After returning from the camps Klieger started a career as a journalist. As a reporter he covered Nazi criminal trials in Belgium, France, and Germany. In Belgium he reunited with his parents, who also survived Auschwitz; his father Abraham started publishing a German-language magazine for Belgian Jews, and Noah translated articles in this magazine to French.
When Klieger learned about Aliyah Bet, an illegal immigration operation allowing European Jews to come to the Mandatory Palestine, he joined forces with the organizers. In 1947 he became one of the illegal immigrants aboard the ship Exodus 1947, initially as a passenger and later as a crew member. Shortly after he arrived in Mandatory Palestine, the 1947–48 Civil War in Mandatory Palestine started, and he joined the Haganah as a volunteer. In the 1948 Arab–Israeli War he took part in Operation Danny, then was included in the "French commando" squad and finally became a soldier of the Negev Brigade and fought in the South.
After the end of 1948 Arab–Israeli War, Klieger resumed his journalistic career. He became a L’Équipe correspondent in Israel in 1953[3] and also one of the founders of the first sports section in an Israeli newspaper. From 1957 he was a staff member of the mainstream daily Yedioth Ahronoth for which he also wrote a personal column till the age of 90.[4] In particular, he covered the trials of Adolf Eichmann and Ivan (John) Demjanjuk held in Israel, and frequently published pieces about Holocaust survivors.
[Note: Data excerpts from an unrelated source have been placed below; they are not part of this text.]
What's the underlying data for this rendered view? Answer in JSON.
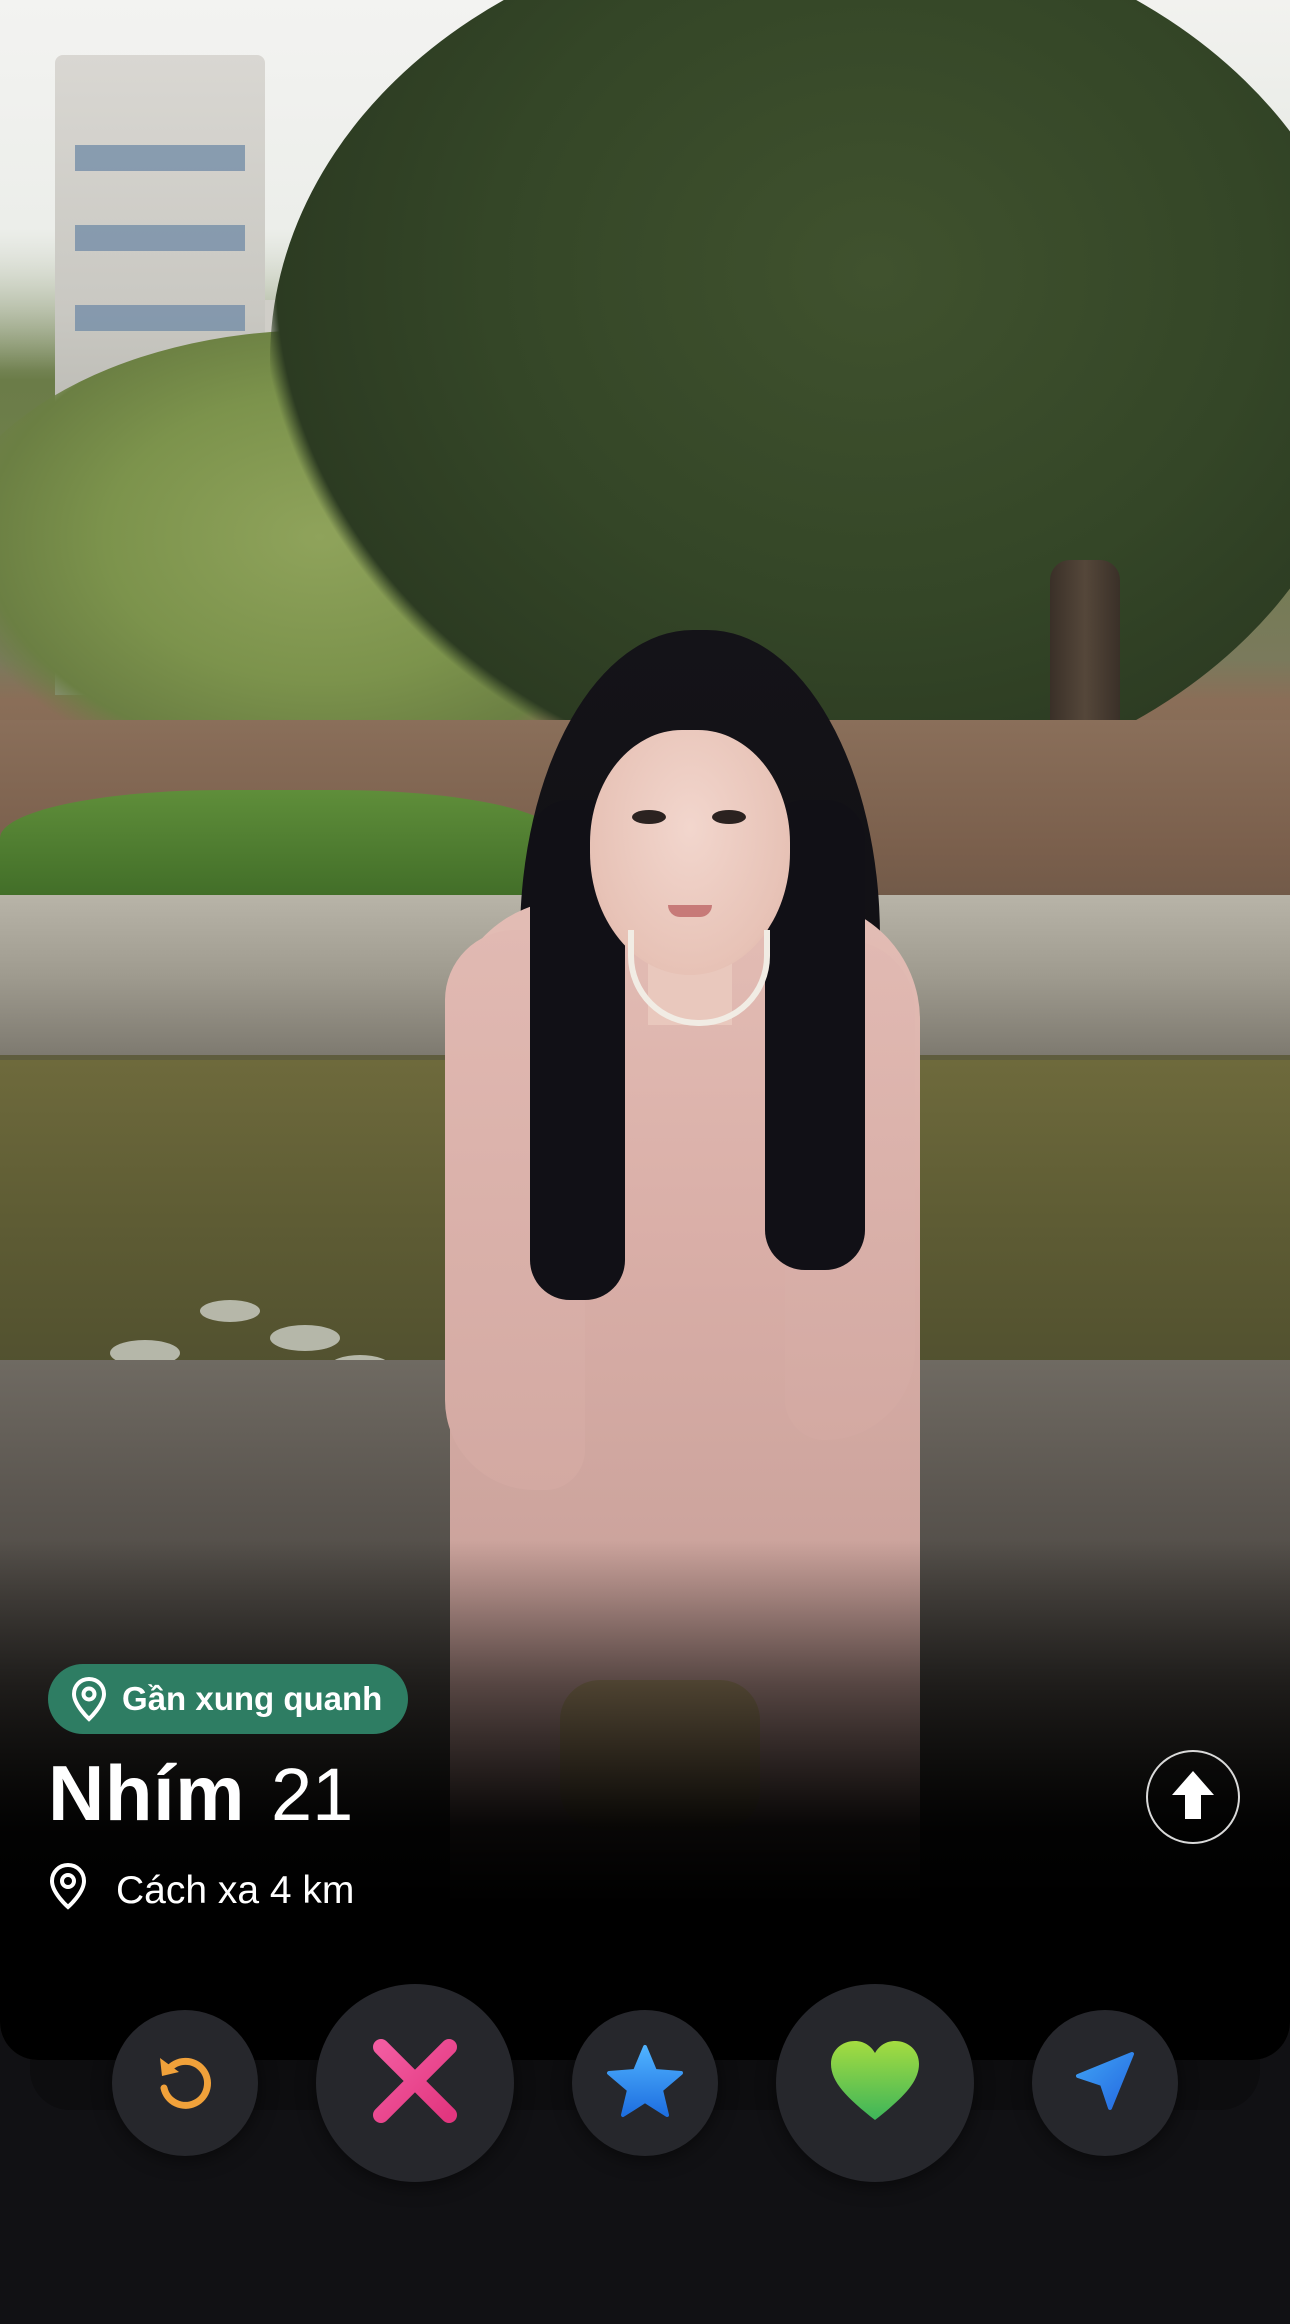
{
  "profile": {
    "badge_label": "Gần xung quanh",
    "name": "Nhím",
    "age": "21",
    "distance": "Cách xa 4 km"
  },
  "actions": [
    {
      "name": "rewind",
      "icon": "rewind-icon",
      "color": "#F0A13A"
    },
    {
      "name": "nope",
      "icon": "close-icon",
      "color": "#E8408F"
    },
    {
      "name": "super-like",
      "icon": "star-icon",
      "color": "#2E8BF0"
    },
    {
      "name": "like",
      "icon": "heart-icon",
      "color": "#7CCB3A"
    },
    {
      "name": "boost",
      "icon": "send-icon",
      "color": "#2F7BEA"
    }
  ],
  "colors": {
    "badge_bg": "#2E7D63",
    "background": "#111114"
  }
}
He continued taking part in the March of the Living, the annual international educational program dedicated to Holocaust history.
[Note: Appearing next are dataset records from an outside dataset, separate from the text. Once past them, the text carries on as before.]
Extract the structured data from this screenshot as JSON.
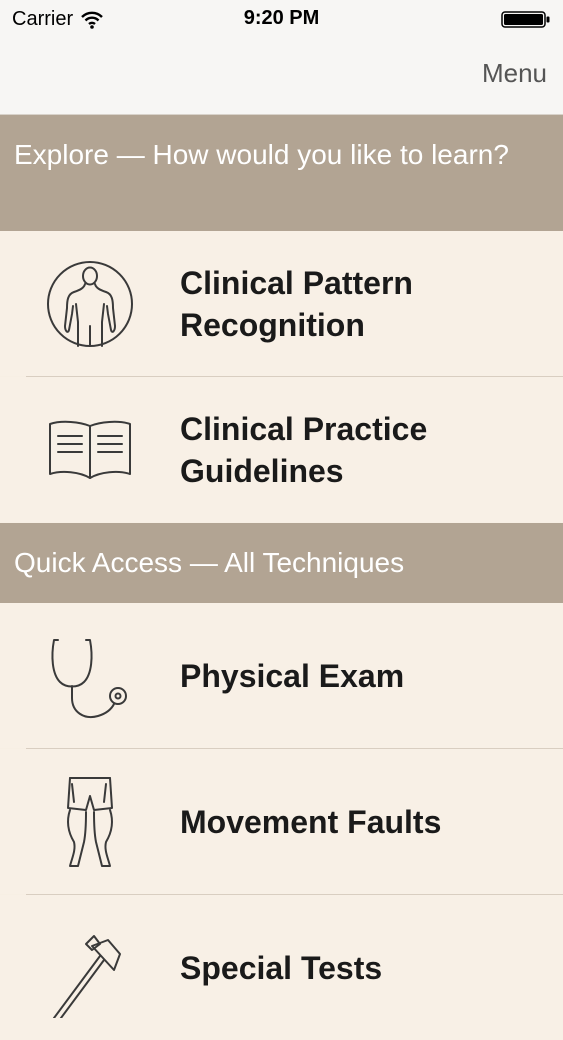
{
  "status_bar": {
    "carrier": "Carrier",
    "time": "9:20 PM"
  },
  "nav": {
    "menu_label": "Menu"
  },
  "sections": {
    "explore": {
      "header": "Explore — How would you like to learn?",
      "items": [
        {
          "label": "Clinical Pattern Recognition",
          "icon": "body-circle-icon"
        },
        {
          "label": "Clinical Practice Guidelines",
          "icon": "book-icon"
        }
      ]
    },
    "quick_access": {
      "header": "Quick Access — All Techniques",
      "items": [
        {
          "label": "Physical Exam",
          "icon": "stethoscope-icon"
        },
        {
          "label": "Movement Faults",
          "icon": "legs-icon"
        },
        {
          "label": "Special Tests",
          "icon": "reflex-hammer-icon"
        }
      ]
    }
  },
  "colors": {
    "section_header_bg": "#b2a493",
    "list_bg": "#f8f0e6",
    "nav_bg": "#f7f6f4",
    "icon_stroke": "#3a3a3a"
  }
}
Klieger took a major part in the development of Israeli sports as an executive and administrator. From 1951 to 1968 he served as the chairman of Maccabi Tel-Aviv Basketball Club, and from 1970 to 1998 as the chairman of the Maccabi Ramat-Gan Omni-Sport Club. Klieger was a member of the Maccabi World Union Executive for 14 years. He was also a major fixture in the development of European basketball, participating in FIBA's activities since 1951. He chaired FIBA's media council and the Basketball Commission of Association Internationale de la Presse Sportive for over 25 years and was a press advisor to FIBA's Secretary-General and FIBA Europe Secretary-General.[5]
In 2010, Klieger was awarded the FIBA Order of Merit. In 2012 he was awarded the National Order of the Legion of Honor by the French President Nicolas Sarkozy upon the recommendation of the journal L’Équipe, and in 2015 was inducted into the inducted into the FIBA Hall of Fame as a contributor.
Klieger was a recipient of 'L'oeuvre d'une Vie' award from the Journalist's Union and Award for Outstanding and Long-time Sport Activities in Israel (2008), as well as the honorary doctorate by the University of Haifa (2015). He was a recipient of an honorary medal from the City of Strasbourg. In 2016 Klieger was awarded a title of Honorary Freeman by the city of Ramat Gan.[6] His story of survival in the concentration camps has been told in a documentary film Boxing for Life.
Klieger died on December 13, 2018, after several years of ill health caused by a heart condition. His final column for Yedioth Ahronoth was published on December 11 and commemorated 80 years of that newspaper.[7]